Il est impossible que les lois révolutionnaires soient exécutées si le gouvernement lui-même n'est constitué révolutionnairement.
Vous ne pouvez point espérer de prospérité si vous n'établissez un gouvernement qui, doux et modéré en vers le peuple, sera terrible envers lui-même par l'énergie de ses rapports ; ce gouvernement doit peser sur lui-même et non sur le peuple. Toute injustice envers les citoyens, toute trahison, tout acte d'indifférence envers la patrie, toute mollesse y doit être souverainement réprimée.
Il y préciser les devoirs, y placer partout le glaive à côté de l'abus, en sorte que tout soit libre dans la République, excepté ceux qui conjurent contre elle et qui gouvernent mal.
Les conjurations qui ont déchiré depuis un an la République nous ont avertis que le gouvernement avait conspiré sans cesse contre la patrie : l'éruption de la Vendée s'est accrue sans qu'on en arrêtât les progrès ; Lyon, Bordeaux, Toulon, Marseille se sont révoltés, se sont vendus sans que le gouvernement ait rien fait pour prévenir ou arrêter le mal.
Aujourd'hui que la République a douze cent mille hommes à nourrir, des rebelles à soumettre et le peuple à sauver, aujourd'hui qu'il s'agit de prouver à l'Europe qu'il n'est point en son pouvoir de rétablir chez nous l'autorité d'un seul, vous devez rendre le gouvernement propre à vous seconder dans vos desseins, propre à l'économie et au bonheur public.
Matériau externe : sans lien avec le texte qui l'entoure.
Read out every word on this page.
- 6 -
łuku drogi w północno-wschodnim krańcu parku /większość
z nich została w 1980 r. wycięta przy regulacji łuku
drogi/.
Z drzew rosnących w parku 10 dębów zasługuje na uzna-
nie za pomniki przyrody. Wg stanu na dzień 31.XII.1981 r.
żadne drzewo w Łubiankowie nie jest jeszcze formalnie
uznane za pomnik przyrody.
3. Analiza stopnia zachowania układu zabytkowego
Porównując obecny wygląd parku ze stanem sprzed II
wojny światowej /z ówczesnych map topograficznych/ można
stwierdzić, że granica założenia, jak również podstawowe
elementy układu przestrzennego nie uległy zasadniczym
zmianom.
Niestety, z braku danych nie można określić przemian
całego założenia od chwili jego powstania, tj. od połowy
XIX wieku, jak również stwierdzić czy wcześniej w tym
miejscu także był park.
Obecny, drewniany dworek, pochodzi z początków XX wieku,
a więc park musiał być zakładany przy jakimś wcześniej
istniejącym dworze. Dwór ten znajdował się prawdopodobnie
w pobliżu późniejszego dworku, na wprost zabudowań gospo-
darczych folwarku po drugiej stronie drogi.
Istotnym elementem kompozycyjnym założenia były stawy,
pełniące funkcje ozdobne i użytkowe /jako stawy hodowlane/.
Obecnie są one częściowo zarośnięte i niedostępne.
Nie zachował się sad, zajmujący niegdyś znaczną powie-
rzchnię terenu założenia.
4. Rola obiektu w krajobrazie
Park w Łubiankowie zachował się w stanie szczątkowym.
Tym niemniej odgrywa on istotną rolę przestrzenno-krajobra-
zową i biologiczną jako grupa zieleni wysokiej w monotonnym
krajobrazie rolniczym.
Vous devez mettre en sûreté les rades, construire promptement de nombreux vaisseaux, remplir le trésor public, ramener l'abondance, approvisionner Paris comme en état de siège jusqu'à la paix ; vous devez tout remplir d'activité, rallier les armées au peuple et à la Convention nationale.
Il n'est pas inutile non plus que les devoirs des représentants du peuple auprès des armées leur soient sévèrement recommandés ; ils y doivent être les pères et les amis du soldat, ils doivent coucher sous la tente, ils doivent être présents aux exercices militaires, ils doivent être peu familiers avec les généraux, afin que le soldat ait plus de confiance dans leur justice et leur impartialité quand il les aborde ; le soldat doit les trouver jour et nuit prêts à l'entendre ; les représentants doivent manger seuls, ils doivent être frugaux et se souvenir qu'ils répondent du salut public... ; ils doivent poursuivre toute injustice, tout abus, car il s'est introduit de grands vices dans la discipline de nos armées...
Il nous a manqué jusqu'aujourd'hui des institutions et des lois militaires conformes au système de la République, qu'il s'agit de fonder, Tout ce qui n'est point nouveau dans un temps d'innovation est pernicieux. L'art militaire de la monarchie ne nous convient plus. Ce sont d'autres hommes et d'autres ennemis : la puissance des peuples, leurs conquêtes, leur splendeur politique et militaire dépendent d'un point unique, d'une seule institution forte...
Le même esprit d'activité doit se répandre dans tous les partis militaires : l'administration doit seconder la discipline.
L'administration des armées est pleine de brigands : on vole les rations des chevaux, les bataillons manquent de canons ou de chevaux pour les traîner ; on n'y reconnaît point de subordination, parce que tout le monde vole et se méprise.
Il est temps que vous remédiiez à tant d'abus si vous voulez que la République s'affermisse. Le gouvernement ne doit pas être seulement révolutionnaire contre l'aristocratie ; il doit l'être contre ceux qui volent le soldat, qui dépravent l'armée par leur insolence et qui, par la dissipation des deniers publics, ramèneraient le peuple à l’esclavage et l'empire à sa dissolution par le malheur. Tant de maux ont leur source dans la corruption des uns et dans la légèreté des autres...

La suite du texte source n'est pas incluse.